Woman going over her will and her estate planning to ensure she leaves a legacy.

What If You Want to Leave a Legacy?


Discover how to properly get your estate planning order in order to ensure that your final wishes are carried out and that your legacy stays intact.

For some people, it’s very important that they leave something behind for their grandchildren or for a favorite charity. In fact, 30% believe their legacy will lie in charitable acts and donations, and 26% seek to accumulate personal wealth for future generations, according to a survey from BMO Wealth Management.

But even if you have the best of intentions, it takes some deliberate planning to make your wishes a reality. Follow these steps to make sure your legacy is what you want it to be:

Get Your Estate Planning in Order

If you have dreams for the assets you’re leaving behind, it’s imperative that you complete your estate planning, including a will. In your will, you can designate to whom you wish to leave various items or assets, though it’s worth noting that your spouse often has inheritance rights to at least part of your estate.

If you’re looking to leave assets to minor children, you’ll need to name a custodian or consult an estate attorney to create a trust, as minor children often can’t receive property.

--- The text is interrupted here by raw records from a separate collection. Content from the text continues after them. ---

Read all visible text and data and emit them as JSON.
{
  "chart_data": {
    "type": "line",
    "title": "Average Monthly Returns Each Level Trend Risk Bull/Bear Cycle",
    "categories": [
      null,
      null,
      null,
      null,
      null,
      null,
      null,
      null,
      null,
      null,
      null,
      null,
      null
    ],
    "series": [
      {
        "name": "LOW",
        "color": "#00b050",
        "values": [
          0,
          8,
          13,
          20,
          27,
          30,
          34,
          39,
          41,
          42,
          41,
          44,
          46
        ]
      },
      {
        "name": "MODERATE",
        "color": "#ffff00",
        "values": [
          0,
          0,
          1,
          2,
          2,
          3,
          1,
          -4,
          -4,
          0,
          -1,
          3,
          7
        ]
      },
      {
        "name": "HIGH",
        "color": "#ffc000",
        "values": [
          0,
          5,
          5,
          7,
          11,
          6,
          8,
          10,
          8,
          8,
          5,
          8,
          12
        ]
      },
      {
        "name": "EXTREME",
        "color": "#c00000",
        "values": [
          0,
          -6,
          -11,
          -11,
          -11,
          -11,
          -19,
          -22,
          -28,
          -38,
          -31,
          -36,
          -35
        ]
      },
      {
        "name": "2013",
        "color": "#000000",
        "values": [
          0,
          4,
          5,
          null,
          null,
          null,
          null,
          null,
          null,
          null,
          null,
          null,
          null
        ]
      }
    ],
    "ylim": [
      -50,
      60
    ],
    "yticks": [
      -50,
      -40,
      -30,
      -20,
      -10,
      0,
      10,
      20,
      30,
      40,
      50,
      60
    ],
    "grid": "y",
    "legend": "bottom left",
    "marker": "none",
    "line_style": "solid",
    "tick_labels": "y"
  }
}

If you plan to leave assets to a charity, you can make a bequest to leave a specific amount, percentage, residuary or other portion of your estate to a charitable organization. If you’re hoping to do this, have a conversation with the organization to find out whether they’re prepared to receive your gift and how it will be used.

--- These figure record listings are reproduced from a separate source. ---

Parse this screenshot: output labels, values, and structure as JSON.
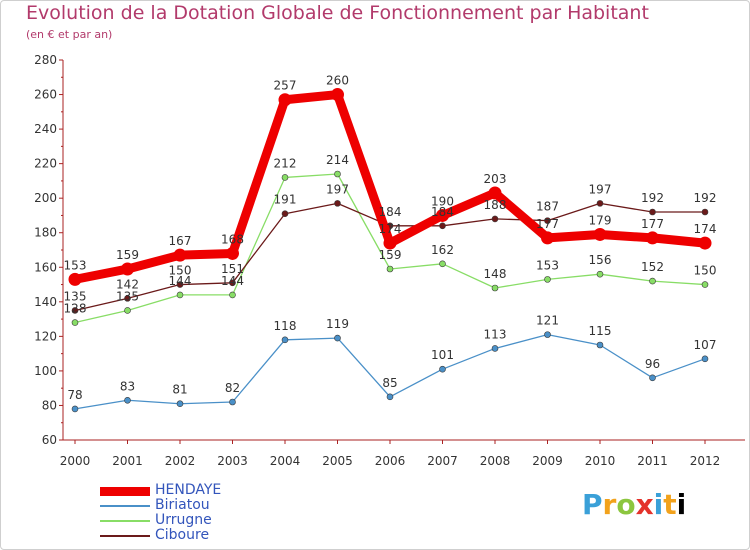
{
  "header": {
    "title": "Evolution de la Dotation Globale de Fonctionnement par Habitant",
    "subtitle": "(en € et par an)"
  },
  "logo": {
    "letters": [
      "P",
      "r",
      "o",
      "x",
      "i",
      "t",
      "i"
    ]
  },
  "chart_data": {
    "type": "line",
    "title": "Evolution de la Dotation Globale de Fonctionnement par Habitant",
    "subtitle": "(en € et par an)",
    "xlabel": "",
    "ylabel": "",
    "categories": [
      "2000",
      "2001",
      "2002",
      "2003",
      "2004",
      "2005",
      "2006",
      "2007",
      "2008",
      "2009",
      "2010",
      "2011",
      "2012"
    ],
    "ylim": [
      60,
      280
    ],
    "yticks": [
      60,
      80,
      100,
      120,
      140,
      160,
      180,
      200,
      220,
      240,
      260,
      280
    ],
    "grid": false,
    "legend_position": "bottom-left",
    "series": [
      {
        "name": "HENDAYE",
        "color": "#ee0000",
        "emphasis": true,
        "values": [
          153,
          159,
          167,
          168,
          257,
          260,
          174,
          190,
          203,
          177,
          179,
          177,
          174
        ],
        "labels": [
          "153",
          "159",
          "167",
          "168",
          "257",
          "260",
          "174",
          "190",
          "203",
          "177",
          "179",
          "177",
          "174"
        ]
      },
      {
        "name": "Biriatou",
        "color": "#4a90c8",
        "emphasis": false,
        "values": [
          78,
          83,
          81,
          82,
          118,
          119,
          85,
          101,
          113,
          121,
          115,
          96,
          107
        ],
        "labels": [
          "78",
          "83",
          "81",
          "82",
          "118",
          "119",
          "85",
          "101",
          "113",
          "121",
          "115",
          "96",
          "107"
        ]
      },
      {
        "name": "Urrugne",
        "color": "#88dd66",
        "emphasis": false,
        "values": [
          128,
          135,
          144,
          144,
          212,
          214,
          159,
          162,
          148,
          153,
          156,
          152,
          150
        ],
        "labels": [
          "128",
          "135",
          "144",
          "144",
          "212",
          "214",
          "159",
          "162",
          "148",
          "153",
          "156",
          "152",
          "150"
        ]
      },
      {
        "name": "Ciboure",
        "color": "#6b1a1a",
        "emphasis": false,
        "values": [
          135,
          142,
          150,
          151,
          191,
          197,
          184,
          184,
          188,
          187,
          197,
          192,
          192
        ],
        "labels": [
          "135",
          "142",
          "150",
          "151",
          "191",
          "197",
          "184",
          "184",
          "188",
          "187",
          "197",
          "192",
          "192"
        ]
      }
    ]
  }
}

Keep Beneficiaries Updated

Many people don’t realize that the named beneficiaries in your life insurance, annuities and retirement accounts trump any notes you’ve made in your will for those assets. This is often an administrative detail people complete when they open an account or purchase a policy, but they never revisit it.

Put a reminder in your calendar every year or every three to five years to check your beneficiaries on major accounts. (Consider what would happen if you got divorced and never changed your ex-spouse as your beneficiary.) This is especially important if there have been big life changes, such as a marriage, second marriage, divorce, birth or death.

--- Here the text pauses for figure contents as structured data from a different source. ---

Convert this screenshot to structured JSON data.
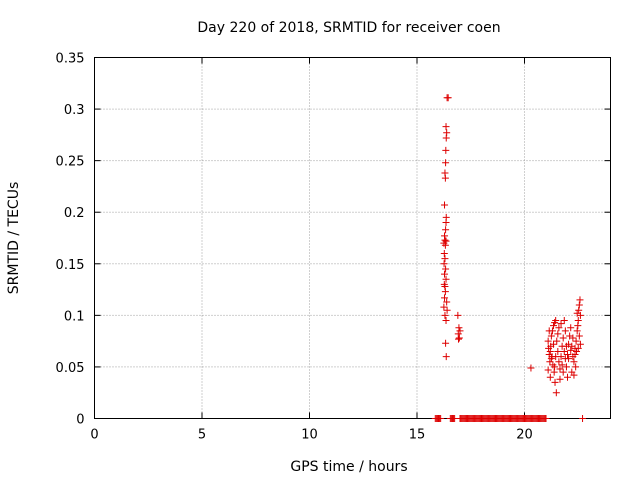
{
  "chart_data": {
    "type": "scatter",
    "title": "Day 220 of 2018, SRMTID for receiver coen",
    "xlabel": "GPS time / hours",
    "ylabel": "SRMTID / TECUs",
    "xlim": [
      0,
      24
    ],
    "ylim": [
      0,
      0.35
    ],
    "xticks": [
      0,
      5,
      10,
      15,
      20
    ],
    "xtick_labels": [
      "0",
      "5",
      "10",
      "15",
      "20"
    ],
    "yticks": [
      0,
      0.05,
      0.1,
      0.15,
      0.2,
      0.25,
      0.3,
      0.35
    ],
    "ytick_labels": [
      "0",
      "0.05",
      "0.1",
      "0.15",
      "0.2",
      "0.25",
      "0.3",
      "0.35"
    ],
    "grid": true,
    "marker": "+",
    "marker_color": "#dd0000",
    "series": [
      {
        "name": "SRMTID",
        "points": [
          [
            15.85,
            0
          ],
          [
            15.9,
            0
          ],
          [
            15.95,
            0
          ],
          [
            16.0,
            0
          ],
          [
            16.05,
            0
          ],
          [
            16.1,
            0
          ],
          [
            16.55,
            0
          ],
          [
            16.6,
            0
          ],
          [
            16.65,
            0
          ],
          [
            16.7,
            0
          ],
          [
            16.75,
            0
          ],
          [
            17.0,
            0
          ],
          [
            17.05,
            0
          ],
          [
            17.1,
            0
          ],
          [
            17.15,
            0
          ],
          [
            17.2,
            0
          ],
          [
            17.25,
            0
          ],
          [
            17.3,
            0
          ],
          [
            17.35,
            0
          ],
          [
            17.4,
            0
          ],
          [
            17.45,
            0
          ],
          [
            17.5,
            0
          ],
          [
            17.55,
            0
          ],
          [
            17.6,
            0
          ],
          [
            17.65,
            0
          ],
          [
            17.7,
            0
          ],
          [
            17.75,
            0
          ],
          [
            17.8,
            0
          ],
          [
            17.85,
            0
          ],
          [
            17.9,
            0
          ],
          [
            17.95,
            0
          ],
          [
            18.0,
            0
          ],
          [
            18.05,
            0
          ],
          [
            18.1,
            0
          ],
          [
            18.15,
            0
          ],
          [
            18.2,
            0
          ],
          [
            18.25,
            0
          ],
          [
            18.3,
            0
          ],
          [
            18.35,
            0
          ],
          [
            18.4,
            0
          ],
          [
            18.45,
            0
          ],
          [
            18.5,
            0
          ],
          [
            18.55,
            0
          ],
          [
            18.6,
            0
          ],
          [
            18.65,
            0
          ],
          [
            18.7,
            0
          ],
          [
            18.75,
            0
          ],
          [
            18.8,
            0
          ],
          [
            18.85,
            0
          ],
          [
            18.9,
            0
          ],
          [
            18.95,
            0
          ],
          [
            19.0,
            0
          ],
          [
            19.05,
            0
          ],
          [
            19.1,
            0
          ],
          [
            19.15,
            0
          ],
          [
            19.2,
            0
          ],
          [
            19.25,
            0
          ],
          [
            19.3,
            0
          ],
          [
            19.35,
            0
          ],
          [
            19.4,
            0
          ],
          [
            19.45,
            0
          ],
          [
            19.5,
            0
          ],
          [
            19.55,
            0
          ],
          [
            19.6,
            0
          ],
          [
            19.65,
            0
          ],
          [
            19.7,
            0
          ],
          [
            19.75,
            0
          ],
          [
            19.8,
            0
          ],
          [
            19.85,
            0
          ],
          [
            19.9,
            0
          ],
          [
            19.95,
            0
          ],
          [
            20.0,
            0
          ],
          [
            20.05,
            0
          ],
          [
            20.1,
            0
          ],
          [
            20.15,
            0
          ],
          [
            20.2,
            0
          ],
          [
            20.25,
            0
          ],
          [
            20.3,
            0
          ],
          [
            20.35,
            0
          ],
          [
            20.4,
            0
          ],
          [
            20.45,
            0
          ],
          [
            20.5,
            0
          ],
          [
            20.55,
            0
          ],
          [
            20.6,
            0
          ],
          [
            20.65,
            0
          ],
          [
            20.7,
            0
          ],
          [
            20.75,
            0
          ],
          [
            20.8,
            0
          ],
          [
            20.85,
            0
          ],
          [
            20.9,
            0
          ],
          [
            20.95,
            0
          ],
          [
            21.0,
            0
          ],
          [
            22.7,
            0
          ],
          [
            16.4,
            0.311
          ],
          [
            16.45,
            0.311
          ],
          [
            16.35,
            0.283
          ],
          [
            16.38,
            0.277
          ],
          [
            16.36,
            0.272
          ],
          [
            16.34,
            0.26
          ],
          [
            16.33,
            0.248
          ],
          [
            16.3,
            0.238
          ],
          [
            16.32,
            0.233
          ],
          [
            16.28,
            0.207
          ],
          [
            16.36,
            0.195
          ],
          [
            16.35,
            0.19
          ],
          [
            16.33,
            0.183
          ],
          [
            16.28,
            0.177
          ],
          [
            16.3,
            0.173
          ],
          [
            16.35,
            0.172
          ],
          [
            16.25,
            0.17
          ],
          [
            16.32,
            0.168
          ],
          [
            16.27,
            0.16
          ],
          [
            16.3,
            0.155
          ],
          [
            16.26,
            0.15
          ],
          [
            16.33,
            0.145
          ],
          [
            16.28,
            0.14
          ],
          [
            16.35,
            0.135
          ],
          [
            16.27,
            0.13
          ],
          [
            16.3,
            0.128
          ],
          [
            16.32,
            0.123
          ],
          [
            16.28,
            0.117
          ],
          [
            16.38,
            0.113
          ],
          [
            16.25,
            0.108
          ],
          [
            16.4,
            0.105
          ],
          [
            16.3,
            0.1
          ],
          [
            16.35,
            0.095
          ],
          [
            16.33,
            0.073
          ],
          [
            16.36,
            0.06
          ],
          [
            16.9,
            0.1
          ],
          [
            16.95,
            0.088
          ],
          [
            17.0,
            0.085
          ],
          [
            16.92,
            0.082
          ],
          [
            16.97,
            0.078
          ],
          [
            16.93,
            0.077
          ],
          [
            20.3,
            0.049
          ],
          [
            21.1,
            0.075
          ],
          [
            21.12,
            0.068
          ],
          [
            21.15,
            0.062
          ],
          [
            21.18,
            0.055
          ],
          [
            21.1,
            0.047
          ],
          [
            21.2,
            0.04
          ],
          [
            21.22,
            0.07
          ],
          [
            21.25,
            0.08
          ],
          [
            21.3,
            0.085
          ],
          [
            21.35,
            0.09
          ],
          [
            21.4,
            0.093
          ],
          [
            21.45,
            0.095
          ],
          [
            21.28,
            0.06
          ],
          [
            21.32,
            0.052
          ],
          [
            21.38,
            0.045
          ],
          [
            21.42,
            0.035
          ],
          [
            21.48,
            0.025
          ],
          [
            21.5,
            0.075
          ],
          [
            21.55,
            0.065
          ],
          [
            21.6,
            0.055
          ],
          [
            21.65,
            0.048
          ],
          [
            21.7,
            0.06
          ],
          [
            21.75,
            0.07
          ],
          [
            21.8,
            0.078
          ],
          [
            21.85,
            0.065
          ],
          [
            21.9,
            0.058
          ],
          [
            21.95,
            0.05
          ],
          [
            22.0,
            0.062
          ],
          [
            22.05,
            0.072
          ],
          [
            22.1,
            0.08
          ],
          [
            22.15,
            0.088
          ],
          [
            22.2,
            0.07
          ],
          [
            22.25,
            0.06
          ],
          [
            22.3,
            0.055
          ],
          [
            22.35,
            0.068
          ],
          [
            22.4,
            0.075
          ],
          [
            22.45,
            0.085
          ],
          [
            22.5,
            0.095
          ],
          [
            22.52,
            0.105
          ],
          [
            22.55,
            0.11
          ],
          [
            22.58,
            0.115
          ],
          [
            22.6,
            0.1
          ],
          [
            22.48,
            0.09
          ],
          [
            22.42,
            0.065
          ],
          [
            22.38,
            0.05
          ],
          [
            22.55,
            0.08
          ],
          [
            22.6,
            0.072
          ],
          [
            21.6,
            0.088
          ],
          [
            21.7,
            0.092
          ],
          [
            21.9,
            0.085
          ],
          [
            22.0,
            0.04
          ],
          [
            21.8,
            0.045
          ],
          [
            21.65,
            0.038
          ],
          [
            22.2,
            0.045
          ],
          [
            22.3,
            0.042
          ],
          [
            21.45,
            0.06
          ],
          [
            21.55,
            0.082
          ],
          [
            21.75,
            0.052
          ],
          [
            21.95,
            0.07
          ],
          [
            22.05,
            0.058
          ],
          [
            22.15,
            0.066
          ],
          [
            22.25,
            0.078
          ],
          [
            22.35,
            0.062
          ],
          [
            22.45,
            0.102
          ],
          [
            22.5,
            0.068
          ],
          [
            21.2,
            0.065
          ],
          [
            21.25,
            0.058
          ],
          [
            21.15,
            0.085
          ],
          [
            21.35,
            0.072
          ],
          [
            21.4,
            0.05
          ],
          [
            21.85,
            0.095
          ]
        ]
      }
    ]
  }
}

Note: You can designate a charity as your beneficiary on these accounts as well.

Create a Trust

If you want to leave assets to small children, or you'd like more control over how your assets are used after you die, a trust can help. You can transfer your assets to the trust, name a trustee who's tasked with managing the assets, and dictate the rules under which the assets are distributed. A trust can provide for the needs of a disabled child, for example. In addition, all assets within a trust skip the probate process. An estate attorney can help you set up a trust that meets your needs.

Buy Permanent Insurance

Permanent insurance, such as a whole life insurance policy, lasts for your entire life if you pay the premiums—and then the benefit goes to your named beneficiaries when you die. If you can pay the premiums, this can be a reasonable way to leave a sizable gift to your loved ones or a favorite charity.

As a plus, a permanent life insurance policy can often be borrowed against if you need the money before you die. Any loan you take from your policy will reduce the death benefit accordingly.

There are different kinds of life insurance policies available, including a survivorship policy that insures the lives of two people. This is typically used to ensure a married couple, and it pays a benefit after the second covered person has died. The advantage is that this policy is often much less expensive than a normal permanent policy. The disadvantage is that the surviving spouse must continue to pay the premiums after the first spouse has died.

Use Strategic Gifting

If you want to start distributing your estate before you die, you can gift money or assets to loved ones or charity each year. In 2020, you’re allowed to give up to $15,000 per year per individual without triggering any gift taxes. Your spouse or partner can also do this, so the two of you can give up to $30,000 per year per child without ramifications.

This has the added benefit of shrinking the size of your estate while you’re still alive, reducing the amount of assets that would be subject to estate taxes after your death.

Bottom Line

There are a variety of ways to leave something behind for loved ones or for an organization you wish to continue to fund. An estate attorney can advise you on the many methods of doing this and help you design an estate plan that supports your goals.